CONSTRUCTING A PHYLOGENY WITH FEW OBVIOUS CHARACTERS: AN EXAMPLE USING LATE CRETACEOUS BACULITIDS (AMMONOIDEA)

Ammonites are among the best studied fossil groups in terms of understanding their biostratigraphy, biogeography, and paleoecology. Despite this extensive knowledge, there has been limited success in using phylogenetic approaches to understanding this important group’s evolution. To a large degree, this stems from the perceived notion that ammonites have a paucity of characters and great number of homoplasies, which are thought to reflect functional convergence rather than common ancestry. These problems are exacerbated in the baculitid ammonites, which have much simpler shells than the more typical planispiral forms that have been elongated into compressed cones that can reach up to two meters in length in certain species.

Here, we show that a robust phylogeny can be reconstructed for an ammonite group with a simple morphology using discrete and continuous character data. Character data were collected from various Campanian-Maastrichtian Baculites morphospecies in the Western Interior and Gulf Coastal Plain and analyzed using the software TNT (Tree analysis using New Technology) to produce a single most parsimonious phylogenetic tree.

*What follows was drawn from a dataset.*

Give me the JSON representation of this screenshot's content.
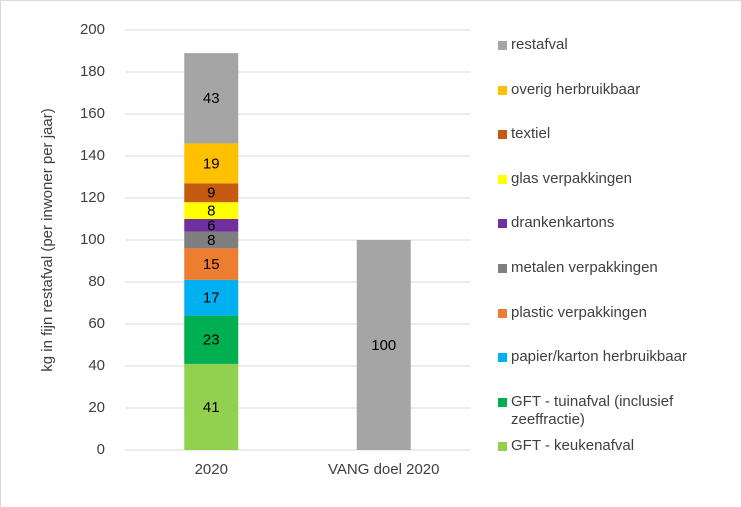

Our results reveal new insight into the evolutionary relationships of Baculites. The Baculites in the Gulf of Mexico were characterized by several distinct clades that spanned most of the Campanian and Maastrichtian. In the Western Interior Seaway, there was a single endemic lineage of Baculites that persisted throughout the Campanian but went extinct prior to the Maastrichtian. Following the extinction of the Campanian lineage, there were two sequential immigration events into the Western Interior Seaway by Baculites from the Gulf of Mexico resulting in a distinct early Maastrichtian lineage and a separate, late Maastrichtian lineage. The late Maastrichtian lineage represents the last members of this important group in the Western Interior prior to the K/Pg mass extinction event that resulted in the loss of all ammonites.